Based on his conversation with a former prosecutor who is a current defense 
attorney, who chose to remain anonymous, 
DeBerry wrote that this lawyer who's tried hundreds of cases said "he's 
never seen prosecutors who want to win make the series of missteps that 
the Florida prosecutors made. So he's convinced they lost on purpose." 
The lawyer argued that the prosecutors should have sought a change of venue for 
the trial, since the potential conflicts 
it presented had already led to recusals of one county prosecutor and 
two judges, as well as a probably tainted jury pool. 
He faulted the prosecution for its jury selection, failing to get even one male 
juror or one black juror, and for failing 
to use their challenges to remove clearly unsympathetic jurors. The 
now-infamous juror B37 went unchallenged, even though she revealed 
during jury draw that she remembered "riots in Sanford" that never 
happened. 
The lawyer was incredulous at the inept 
preparation of Rachel Jeantel, as the prosecution allowed her to take 
the stand and testify in a manner that was sometimes unclear and 
potentially alienating, especially to a jury of six non-black women. 
The lawyer was generally critical of the degree to which the prosecution went 
about making the case for the defense, in 
particular playing Zimmerman's interview with Sean Hannity on Fox News. 
If the prosecution had omitted it, the defense would have been prevented from 
playing it by the rules of evidence. "If it hurts your case, let 
the other guy do it," the lawyer said: "They didn't want to win this 
case." 
And Then There Was the Controversial State Attorney in Charge 
Running the prosecution team was elected state 
attorney Angela Corey, who was appointed by the governor as special 
prosecutor for this case after the local prosecutor's recusal. Corey is a 
controversial figure in Florida legal circles and was accused of filing a 
"perjurious affidavit" in the Zimmerman case by attorney Alan 
Dershowitz of Harvard Law School in 2012. Corey was criticized by others for 
charging Zimmerman with 2nd degree murder since, they argued, there wasn't 
enough evidence to prove it. 
In a news conference after the verdict, Corey didn't address the verdict 
directly. She began by saying: 
We are so proud to stand before you and to tell you that when we announced the 
charges 15 months ago, we also promised that we 
would seek the truth for Trayvon Martin and due process for George 
Zimmerman, that we would get all of the facts and details of this very 
difficult case before a jury, and that we chose to do it that way 
because we felt that everyone had a right to know everything about this 
case…. 
We believe we brought out the truth on behalf of Trayvon Martin.

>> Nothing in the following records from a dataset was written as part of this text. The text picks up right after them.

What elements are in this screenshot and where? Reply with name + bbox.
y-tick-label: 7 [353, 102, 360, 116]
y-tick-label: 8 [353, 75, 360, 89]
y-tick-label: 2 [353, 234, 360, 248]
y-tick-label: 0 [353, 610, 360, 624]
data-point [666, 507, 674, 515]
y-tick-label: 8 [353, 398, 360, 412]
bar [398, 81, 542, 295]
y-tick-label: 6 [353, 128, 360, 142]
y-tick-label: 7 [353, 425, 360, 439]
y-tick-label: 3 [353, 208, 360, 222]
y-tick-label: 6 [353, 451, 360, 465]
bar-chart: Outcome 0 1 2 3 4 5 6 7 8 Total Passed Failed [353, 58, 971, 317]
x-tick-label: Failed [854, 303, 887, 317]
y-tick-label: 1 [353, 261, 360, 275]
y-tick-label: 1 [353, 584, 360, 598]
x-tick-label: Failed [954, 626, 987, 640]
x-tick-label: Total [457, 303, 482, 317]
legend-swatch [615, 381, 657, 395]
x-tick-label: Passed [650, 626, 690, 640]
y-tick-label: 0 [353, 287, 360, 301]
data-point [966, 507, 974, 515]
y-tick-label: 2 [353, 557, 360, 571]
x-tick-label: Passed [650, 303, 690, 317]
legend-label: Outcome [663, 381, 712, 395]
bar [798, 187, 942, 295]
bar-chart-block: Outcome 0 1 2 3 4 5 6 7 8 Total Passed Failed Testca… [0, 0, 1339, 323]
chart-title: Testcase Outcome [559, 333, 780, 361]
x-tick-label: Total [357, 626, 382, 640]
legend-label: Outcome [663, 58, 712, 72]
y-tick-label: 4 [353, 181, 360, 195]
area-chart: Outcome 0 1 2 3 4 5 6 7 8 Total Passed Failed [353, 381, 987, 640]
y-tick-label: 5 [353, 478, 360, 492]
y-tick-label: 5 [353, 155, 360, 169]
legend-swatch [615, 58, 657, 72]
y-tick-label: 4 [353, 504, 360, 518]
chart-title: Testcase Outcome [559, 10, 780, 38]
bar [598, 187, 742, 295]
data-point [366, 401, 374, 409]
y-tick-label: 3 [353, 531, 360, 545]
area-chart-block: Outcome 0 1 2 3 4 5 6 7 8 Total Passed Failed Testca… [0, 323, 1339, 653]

In a later television interview, when asked to 
describe Zimmerman with a single word, she hesitated for a long time, 
then said softly, "Murderer," and gave a small, sad smile. 
So the Plan Was to Lose by Over-Playing the Effort to Win? 
Why is she spitting in the jury's eye like this 
after the verdict? Legally, Zimmerman is not a murderer, though he is a 
killer. More perplexing, how does this apparent belief in Zimmerman's 
guilt fit with a plan to get "all of the facts and details" of the case 
before a jury? With all the facts and details, and no prosecution 
narrative to hang them on, could any jury be expected to convict? 
But this is not a woman who doesn't know how to 
win a conviction in a seemingly difficult case. In 2010, Marissa 
Alexander fired a single shot into the ceiling in the midst of an 
argument with her abusive husband. A 32-year-old African American mother of 
three, Alexander said it had been a warning shot and claimed 
protection under the Stand Your Ground law. She had no prior criminal 
record. 
She was charged, tried, and convicted by 
prosecutor Angela Corey. Alexander is currently serving a 20-year 
sentence, not for killing or harming anyone, but for outing a bullet in 
the ceiling. According Corey, Alexander wasn't afraid when her husband 
was in a rage and threatening her. 
According to Corey, the Zimmerman case was never about race. 
There's no way to know with certainty what the 
prosecutors were trying to accomplish, consciously or not. But it's 
clear what they have accomplished, and it doesn't look like justice.